For Java 11 and JavaFX, see Getting JDK and JavaFX for information on obtaining and installing the right packages. The AdoptOpenJDK site is recommended for Java 11 if you aren't running Linux and installing through your distribution's package manager.

Integrated development environments (IDEs) such as Eclipse make the development of larger programs easier. You can download Eclipse version 2019-06 here - select either the "Eclipse Installer" at the top of the page or the "Eclipse IDE for Java Developers" version partway down the page and choose the appropriate version for your computer (Mac, Windows, or Linux). It is recommended that you switch to this version of Eclipse even if you have an older version already installed.

You will need to do some setup to be able to use JavaFX with Eclipse, as described in Using JavaFX in Eclipse.

Finally, you will need a way to transfer files between your computer and the department filesystem. Using a file transfer program is more convenient than emailing files to yourself, and doesn't require you to remember to transfer the files before switching to another computer. Follow the directions here to download, install, and use the appropriate file transfer program for your computer.

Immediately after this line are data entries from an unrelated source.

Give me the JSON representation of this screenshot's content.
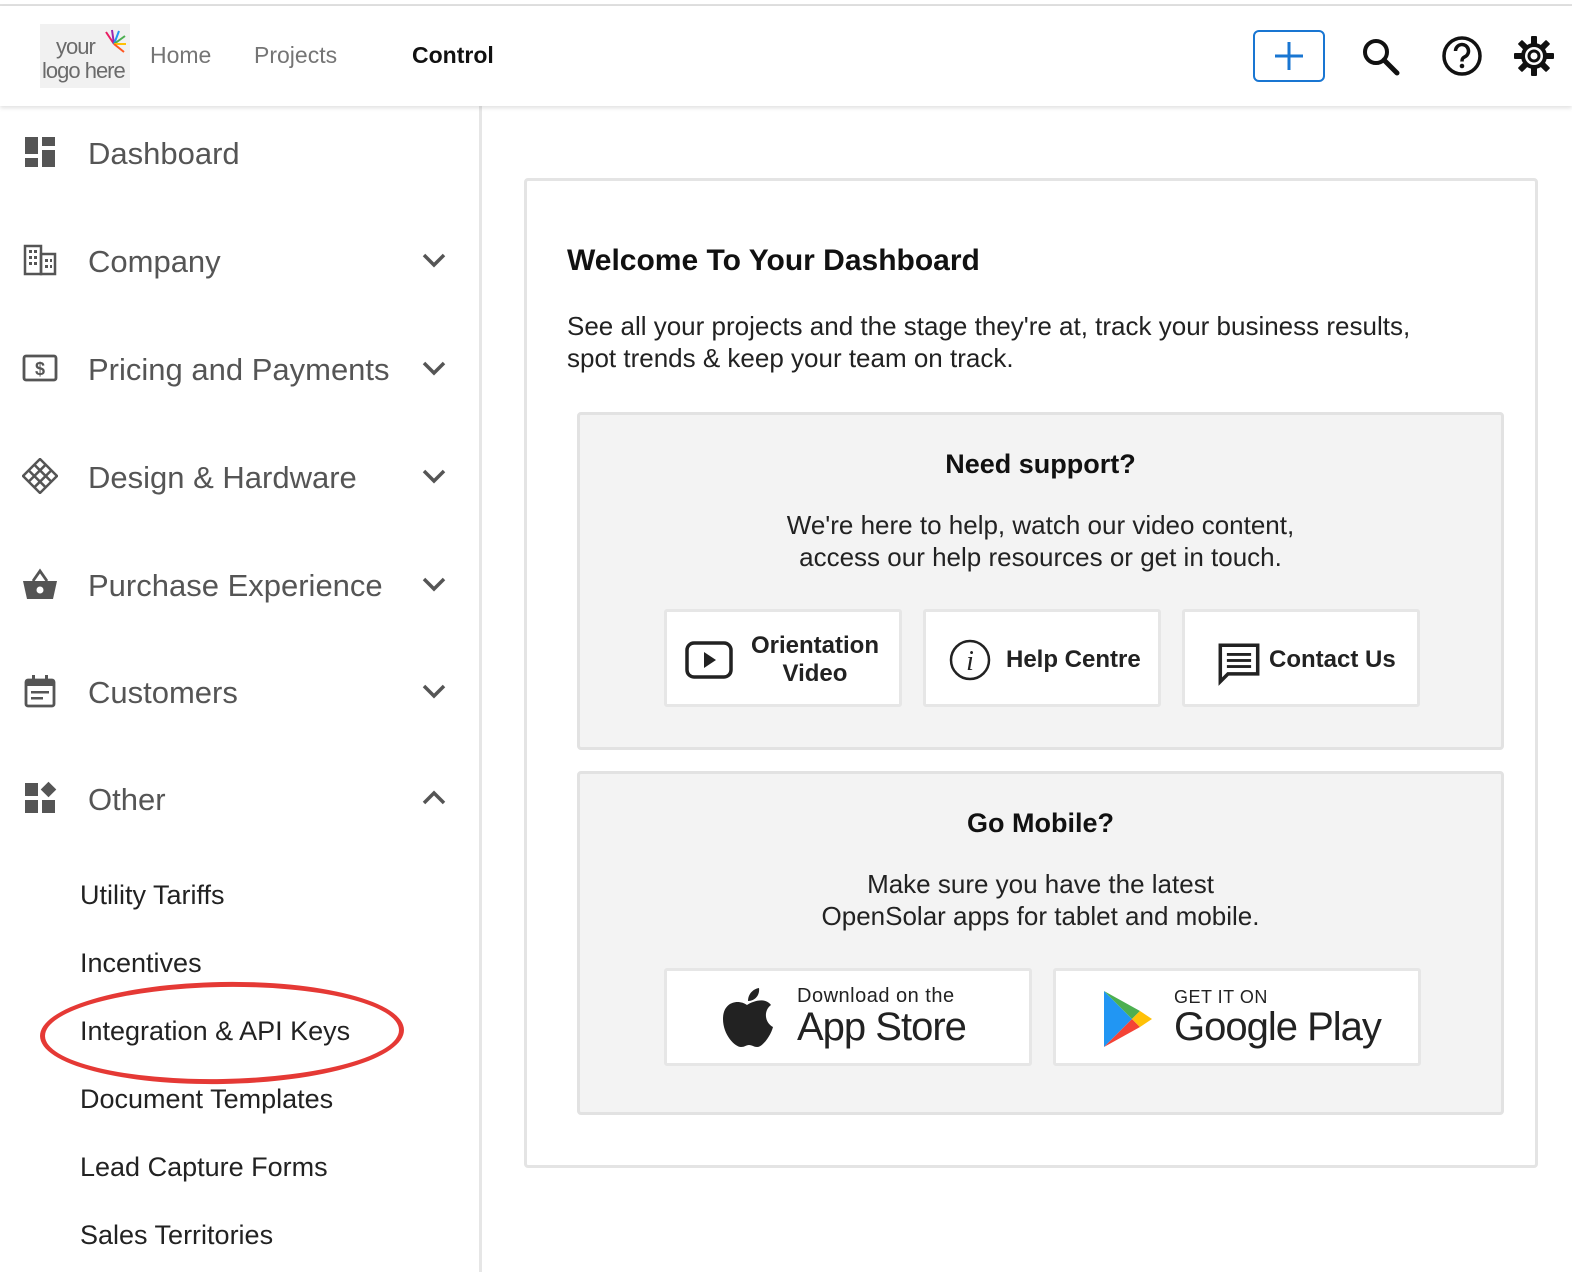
{
  "header": {
    "logo": {
      "line1": "your",
      "line2": "logo here"
    },
    "nav": [
      {
        "label": "Home",
        "active": false
      },
      {
        "label": "Projects",
        "active": false
      },
      {
        "label": "Control",
        "active": true
      }
    ],
    "accent_color": "#1976d2",
    "icons": [
      "plus-icon",
      "search-icon",
      "help-icon",
      "gear-icon"
    ]
  },
  "sidebar": {
    "items": [
      {
        "label": "Dashboard",
        "icon": "dashboard-icon",
        "expandable": false
      },
      {
        "label": "Company",
        "icon": "building-icon",
        "expandable": true,
        "expanded": false
      },
      {
        "label": "Pricing and Payments",
        "icon": "dollar-icon",
        "expandable": true,
        "expanded": false
      },
      {
        "label": "Design & Hardware",
        "icon": "grid-diamond-icon",
        "expandable": true,
        "expanded": false
      },
      {
        "label": "Purchase Experience",
        "icon": "basket-icon",
        "expandable": true,
        "expanded": false
      },
      {
        "label": "Customers",
        "icon": "calendar-icon",
        "expandable": true,
        "expanded": false
      },
      {
        "label": "Other",
        "icon": "widgets-icon",
        "expandable": true,
        "expanded": true
      }
    ],
    "other_subitems": [
      "Utility Tariffs",
      "Incentives",
      "Integration & API Keys",
      "Document Templates",
      "Lead Capture Forms",
      "Sales Territories"
    ],
    "highlight_color": "#e53935"
  },
  "main": {
    "title": "Welcome To Your Dashboard",
    "text_line1": "See all your projects and the stage they're at, track your business results,",
    "text_line2": "spot trends & keep your team on track.",
    "support": {
      "title": "Need support?",
      "line1": "We're here to help, watch our video content,",
      "line2": "access our help resources or get in touch.",
      "buttons": [
        {
          "line1": "Orientation",
          "line2": "Video",
          "icon": "play-icon"
        },
        {
          "label": "Help Centre",
          "icon": "info-icon"
        },
        {
          "label": "Contact Us",
          "icon": "chat-icon"
        }
      ]
    },
    "mobile": {
      "title": "Go Mobile?",
      "line1": "Make sure you have the latest",
      "line2": "OpenSolar apps for tablet and mobile.",
      "app_store": {
        "small": "Download on the",
        "big": "App Store",
        "icon": "apple-icon"
      },
      "google_play": {
        "small": "GET IT ON",
        "big": "Google Play",
        "icon": "google-play-icon"
      }
    }
  }
}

Note that Eclipse projects store some environment-specific configuration information and Eclipse does some management of the workspace directory on its own, so your best bet for transferring projects between the CS computers and your own is to copy the project folder somewhere other than into your workspace, create a new project within Eclipse on the current computer (if you don't already have one for the program you are working on), and then import the source files from the copied folder to the new project via Eclipse. It's a bit awkward but it does get the job done. Stop by office hours if you need help with this or any other aspect of getting your computer set up.